The increase in price can appear to have a negative impact on the world economy. Decline in the income of America is reckoned to be more than gain in income of Saudi Arabia. Such accounting is unreal. It happens only due to a historical over- and undervaluation of currencies that will soon readjust to the correct values. The fault then lies with how we measure world income rather than a true decline in world income. The IMF is crying hoarse not because world economy is threatened but because the American economy is threatened. That was not the case with earlier increases in the price of oil. A similar increase in price in early eighties did not hurt the American economy because oil-exporting countries like Saudi Arabia reinvested a large part of their income in America.

Circumstances have changed today. Oil-exporters are investing less of their incomes in America and more in emerging economies of India and China. The decline in the value of dollar makes it unprofitable for the oil-exporters to invest their incomes in America and profitable for them to invest the same in India. The shift would be more drastic if the oil-exporters did not already have sizable investments in America. The price of dollar will decline rapidly if they wholly stop investing in America. That would lead to lower value of their past investments in that country.

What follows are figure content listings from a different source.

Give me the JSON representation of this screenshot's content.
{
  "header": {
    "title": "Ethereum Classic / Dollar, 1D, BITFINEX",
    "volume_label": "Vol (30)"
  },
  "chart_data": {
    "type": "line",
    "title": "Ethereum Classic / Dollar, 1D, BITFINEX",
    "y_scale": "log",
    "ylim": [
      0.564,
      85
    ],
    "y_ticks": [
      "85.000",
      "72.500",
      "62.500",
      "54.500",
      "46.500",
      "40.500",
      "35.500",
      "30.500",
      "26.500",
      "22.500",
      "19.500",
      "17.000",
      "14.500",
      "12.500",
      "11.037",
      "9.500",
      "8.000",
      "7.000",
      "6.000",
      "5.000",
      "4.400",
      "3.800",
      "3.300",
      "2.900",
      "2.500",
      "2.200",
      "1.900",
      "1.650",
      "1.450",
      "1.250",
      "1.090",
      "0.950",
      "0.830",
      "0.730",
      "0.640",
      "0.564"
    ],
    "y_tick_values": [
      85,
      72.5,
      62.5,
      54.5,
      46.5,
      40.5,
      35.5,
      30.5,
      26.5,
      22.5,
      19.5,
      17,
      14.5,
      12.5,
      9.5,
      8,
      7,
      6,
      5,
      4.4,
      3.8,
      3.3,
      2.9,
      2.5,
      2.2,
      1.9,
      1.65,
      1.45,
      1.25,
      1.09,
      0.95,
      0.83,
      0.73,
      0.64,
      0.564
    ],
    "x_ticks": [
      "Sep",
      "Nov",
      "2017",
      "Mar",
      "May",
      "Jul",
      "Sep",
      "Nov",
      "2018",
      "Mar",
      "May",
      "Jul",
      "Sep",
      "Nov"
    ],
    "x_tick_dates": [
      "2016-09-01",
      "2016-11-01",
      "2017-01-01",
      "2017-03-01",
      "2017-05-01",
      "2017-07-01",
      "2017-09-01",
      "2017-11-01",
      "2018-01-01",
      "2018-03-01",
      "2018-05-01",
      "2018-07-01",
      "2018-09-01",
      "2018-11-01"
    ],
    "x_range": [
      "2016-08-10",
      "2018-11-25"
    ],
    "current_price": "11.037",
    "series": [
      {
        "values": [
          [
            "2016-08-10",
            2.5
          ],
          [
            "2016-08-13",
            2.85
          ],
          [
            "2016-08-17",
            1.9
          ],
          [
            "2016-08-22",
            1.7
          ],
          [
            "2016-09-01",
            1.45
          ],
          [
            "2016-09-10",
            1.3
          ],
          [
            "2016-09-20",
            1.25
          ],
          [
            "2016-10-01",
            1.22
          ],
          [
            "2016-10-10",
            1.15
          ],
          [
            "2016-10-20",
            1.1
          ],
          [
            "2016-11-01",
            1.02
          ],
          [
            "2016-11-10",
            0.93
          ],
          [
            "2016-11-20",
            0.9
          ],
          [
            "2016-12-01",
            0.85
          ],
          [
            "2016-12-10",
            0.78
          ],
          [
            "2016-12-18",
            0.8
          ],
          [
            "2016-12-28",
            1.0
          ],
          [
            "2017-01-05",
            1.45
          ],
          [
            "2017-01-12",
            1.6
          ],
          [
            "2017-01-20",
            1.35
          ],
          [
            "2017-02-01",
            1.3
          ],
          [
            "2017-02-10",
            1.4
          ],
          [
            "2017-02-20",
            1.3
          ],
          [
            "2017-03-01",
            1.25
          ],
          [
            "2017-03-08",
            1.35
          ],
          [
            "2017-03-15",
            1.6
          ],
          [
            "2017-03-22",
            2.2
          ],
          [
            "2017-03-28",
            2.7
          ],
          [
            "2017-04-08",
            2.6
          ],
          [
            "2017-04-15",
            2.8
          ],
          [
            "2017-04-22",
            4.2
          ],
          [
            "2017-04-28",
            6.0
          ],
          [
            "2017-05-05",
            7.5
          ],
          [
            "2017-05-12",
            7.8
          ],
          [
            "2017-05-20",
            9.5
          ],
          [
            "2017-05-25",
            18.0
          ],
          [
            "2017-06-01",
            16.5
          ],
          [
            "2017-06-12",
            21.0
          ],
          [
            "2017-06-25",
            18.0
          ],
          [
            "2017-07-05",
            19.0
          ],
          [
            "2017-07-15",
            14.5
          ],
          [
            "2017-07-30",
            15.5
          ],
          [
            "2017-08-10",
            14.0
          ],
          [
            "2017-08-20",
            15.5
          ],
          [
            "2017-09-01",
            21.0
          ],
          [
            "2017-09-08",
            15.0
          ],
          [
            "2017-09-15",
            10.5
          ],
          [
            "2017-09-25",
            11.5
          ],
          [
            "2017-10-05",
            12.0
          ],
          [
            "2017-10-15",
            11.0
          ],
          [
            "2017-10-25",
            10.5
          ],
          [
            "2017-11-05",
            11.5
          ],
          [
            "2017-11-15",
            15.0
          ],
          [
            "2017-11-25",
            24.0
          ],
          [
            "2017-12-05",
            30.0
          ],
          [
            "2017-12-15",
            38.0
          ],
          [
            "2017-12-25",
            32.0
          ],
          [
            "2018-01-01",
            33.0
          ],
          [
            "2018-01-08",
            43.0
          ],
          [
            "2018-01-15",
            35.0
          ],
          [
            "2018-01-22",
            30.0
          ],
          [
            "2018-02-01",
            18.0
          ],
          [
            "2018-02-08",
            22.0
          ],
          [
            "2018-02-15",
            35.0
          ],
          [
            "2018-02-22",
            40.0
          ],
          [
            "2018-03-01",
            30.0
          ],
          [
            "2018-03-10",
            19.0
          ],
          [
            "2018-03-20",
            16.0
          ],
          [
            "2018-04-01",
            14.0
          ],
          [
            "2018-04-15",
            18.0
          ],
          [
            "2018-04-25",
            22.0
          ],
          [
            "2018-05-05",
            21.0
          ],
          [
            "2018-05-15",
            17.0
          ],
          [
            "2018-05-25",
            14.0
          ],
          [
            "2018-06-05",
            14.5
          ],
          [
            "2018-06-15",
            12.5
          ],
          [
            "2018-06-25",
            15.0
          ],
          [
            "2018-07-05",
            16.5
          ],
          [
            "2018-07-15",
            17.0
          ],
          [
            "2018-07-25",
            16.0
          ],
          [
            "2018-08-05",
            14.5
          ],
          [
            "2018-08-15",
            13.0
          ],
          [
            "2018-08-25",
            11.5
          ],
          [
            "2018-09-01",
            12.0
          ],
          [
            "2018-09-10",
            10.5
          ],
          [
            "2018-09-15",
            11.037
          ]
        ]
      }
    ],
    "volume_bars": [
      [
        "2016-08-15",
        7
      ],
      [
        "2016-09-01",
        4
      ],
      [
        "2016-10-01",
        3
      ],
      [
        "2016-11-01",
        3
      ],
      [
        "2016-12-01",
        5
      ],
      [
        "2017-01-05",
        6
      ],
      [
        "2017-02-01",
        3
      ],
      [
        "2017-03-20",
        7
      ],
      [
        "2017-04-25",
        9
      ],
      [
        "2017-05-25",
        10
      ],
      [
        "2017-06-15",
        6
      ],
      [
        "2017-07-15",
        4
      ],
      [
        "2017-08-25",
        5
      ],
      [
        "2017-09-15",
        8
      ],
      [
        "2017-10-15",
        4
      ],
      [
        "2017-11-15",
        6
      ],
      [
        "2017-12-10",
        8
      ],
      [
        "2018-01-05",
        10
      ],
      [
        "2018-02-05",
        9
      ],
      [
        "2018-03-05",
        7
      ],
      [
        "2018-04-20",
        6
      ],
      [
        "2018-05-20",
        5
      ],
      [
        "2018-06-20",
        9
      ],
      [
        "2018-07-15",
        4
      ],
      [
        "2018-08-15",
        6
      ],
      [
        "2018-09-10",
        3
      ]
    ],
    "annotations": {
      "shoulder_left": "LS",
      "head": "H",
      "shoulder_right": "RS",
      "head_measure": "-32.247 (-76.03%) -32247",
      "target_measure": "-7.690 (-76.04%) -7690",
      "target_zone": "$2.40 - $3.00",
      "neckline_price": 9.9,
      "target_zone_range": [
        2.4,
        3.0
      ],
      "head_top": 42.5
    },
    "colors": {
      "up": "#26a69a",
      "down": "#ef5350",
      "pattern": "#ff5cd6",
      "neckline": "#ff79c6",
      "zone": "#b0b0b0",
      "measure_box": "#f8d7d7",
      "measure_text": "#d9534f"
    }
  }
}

On the other hand, if they invest in America, and that country still slips, then they will be throwing good money after bad. Just as a commercial bank has to finally shut the tap of loans to a bad investment and take a hit; similarly oil-exporters will sooner or later stop investing in America and take a hit on their past investments.

The increase in price of oil impacts countries differently. It is wholly harmful for the developed countries. They have to pay more for oil and receive reducing amounts of foreign investments in return. It is wholly beneficial for the oil exporting developing countries. They get more money for their exports of oil. It is partially beneficial for emerging market economies like India. They have to pay more for oil but receive a good amount as investment of petrodollars and through contracts for supplies for development projects. It is wholly harmful for poorer oil-importing devel-oping countries. They pay more for oil and do not get a share of the petrodollars. The increase in price of oil is beneficial for all developing countries taken together while it is harmful for the developed countries.

This is not acceptable to The IMF, World Bank and other multilateral agencies. Hence they emphasize the loss to the developed- and oil-importing developing countries and present it as a loss to the world economy. We should welcome the increase in price. It will strengthen the developing countries against the developed countries.